The results here might dramatically change in the “real-life scenario” where you will most likely share a rsync-over-ssh destination with several other servers. 

Rsync will scan both the entire source & destination while comparing changes causing a dramatic drop in IO read performance on the remote server itself. Performance tweaking like SSD Cache will not take effect here. With 100 servers backing up to the same destination, you will most likely see a crucial performance downgrade just while comparing source and backup destination before even starting to send over the changes.

With S3 compatible destinations in most cases and with respectable providers, there should not be an IO bottleneck as most of the providers are distributing the load in their cloud. The bottleneck will instead likely be with Network Download/Upload Speeds.

Additionally, JetBackup’s engine is indexing internally, avoiding the need to scan & compare the remote destination. We will only use remote IO during a backup process –  to write, not to read.
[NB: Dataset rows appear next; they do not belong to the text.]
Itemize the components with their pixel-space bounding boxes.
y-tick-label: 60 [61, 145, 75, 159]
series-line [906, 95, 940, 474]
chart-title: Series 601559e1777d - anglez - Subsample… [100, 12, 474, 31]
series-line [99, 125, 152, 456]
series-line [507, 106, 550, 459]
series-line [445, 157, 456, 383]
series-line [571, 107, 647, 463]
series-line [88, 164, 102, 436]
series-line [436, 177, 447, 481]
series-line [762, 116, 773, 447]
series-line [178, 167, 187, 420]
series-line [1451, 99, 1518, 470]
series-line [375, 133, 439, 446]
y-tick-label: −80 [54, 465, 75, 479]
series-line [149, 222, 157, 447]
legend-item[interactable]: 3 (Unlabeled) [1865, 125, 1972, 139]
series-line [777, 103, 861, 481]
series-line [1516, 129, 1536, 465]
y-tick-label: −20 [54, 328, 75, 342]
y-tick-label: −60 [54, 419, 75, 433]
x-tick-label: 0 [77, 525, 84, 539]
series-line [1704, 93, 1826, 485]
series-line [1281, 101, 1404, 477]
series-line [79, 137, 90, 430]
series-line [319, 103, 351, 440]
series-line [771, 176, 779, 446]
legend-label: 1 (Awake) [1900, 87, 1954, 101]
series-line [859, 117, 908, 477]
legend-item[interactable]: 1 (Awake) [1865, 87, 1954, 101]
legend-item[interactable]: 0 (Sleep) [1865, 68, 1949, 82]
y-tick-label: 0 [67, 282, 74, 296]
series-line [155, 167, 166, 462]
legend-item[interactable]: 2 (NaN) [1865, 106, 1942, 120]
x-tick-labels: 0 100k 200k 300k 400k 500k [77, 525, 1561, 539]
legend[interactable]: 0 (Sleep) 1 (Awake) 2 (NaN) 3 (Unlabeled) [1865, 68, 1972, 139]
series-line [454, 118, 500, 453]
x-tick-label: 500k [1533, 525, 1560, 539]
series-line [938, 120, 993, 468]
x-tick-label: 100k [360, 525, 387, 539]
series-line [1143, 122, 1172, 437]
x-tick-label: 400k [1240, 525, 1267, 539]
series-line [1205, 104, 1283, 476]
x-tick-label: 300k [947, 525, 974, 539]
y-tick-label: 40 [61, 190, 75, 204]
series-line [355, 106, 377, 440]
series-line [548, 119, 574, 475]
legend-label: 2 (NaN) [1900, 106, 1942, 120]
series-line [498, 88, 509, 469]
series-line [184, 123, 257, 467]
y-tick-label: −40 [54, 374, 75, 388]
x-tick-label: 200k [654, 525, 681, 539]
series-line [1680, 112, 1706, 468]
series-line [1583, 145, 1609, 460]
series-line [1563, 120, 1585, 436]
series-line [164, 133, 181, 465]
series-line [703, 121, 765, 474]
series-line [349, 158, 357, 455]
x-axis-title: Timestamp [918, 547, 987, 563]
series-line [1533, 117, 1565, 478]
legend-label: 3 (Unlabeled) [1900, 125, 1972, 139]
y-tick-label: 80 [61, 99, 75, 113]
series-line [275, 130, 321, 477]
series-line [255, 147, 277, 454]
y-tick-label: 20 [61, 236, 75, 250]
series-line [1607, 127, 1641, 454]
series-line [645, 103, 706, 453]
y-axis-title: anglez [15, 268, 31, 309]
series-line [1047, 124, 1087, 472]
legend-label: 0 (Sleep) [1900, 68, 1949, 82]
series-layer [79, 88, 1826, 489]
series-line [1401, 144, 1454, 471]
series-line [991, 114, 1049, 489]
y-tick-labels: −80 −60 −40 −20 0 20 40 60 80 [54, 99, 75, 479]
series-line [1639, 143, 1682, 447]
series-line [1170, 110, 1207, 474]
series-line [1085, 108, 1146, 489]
Comparing the destinations, using the “real-life scenario” mentioned previously in a shared rsync-over-ssh environment, the timing will fluctuate based on the load and active clients on the server. With S3 compatible destinations, that timing was always consistent without considerable changes (1 – 2 minutes gap). Furthermore, using a shared environment destination in both cases – S3 was much faster. 

In the same test, in a lab environment, where the rsync-over-ssh destination is not shared with anyone and used on only one server, rsync will be slightly faster or the same as S3.

Conclusions

These conclusions were made from running multiple tests on our internal servers. Results may vary depending on different configurations. 

  • Case 1: Multiple servers backing up to shared destination
    The new indexing engine with S3 destinations will give this destination a much better performance rating after the initial run compared to rsync-over-ssh destinations. This is due to the IO bottleneck a single destination remote server will have during file transfer, and the need for rsync to read from the destination when comparing changes.
  • Case 2: Single server backing up to a non-shared destination
    In this case, SSH destinations will have a slight edge or be on par with S3. The IO bottleneck will not affect the speeds of the SSH Incremental runs drastically. The single source server will have exclusive access to the remote server’s IO. After the initial runs, both destinations will backup accounts in roughly the same amount of time. SSH will be faster if their IO limits are higher than the Network limits for S3.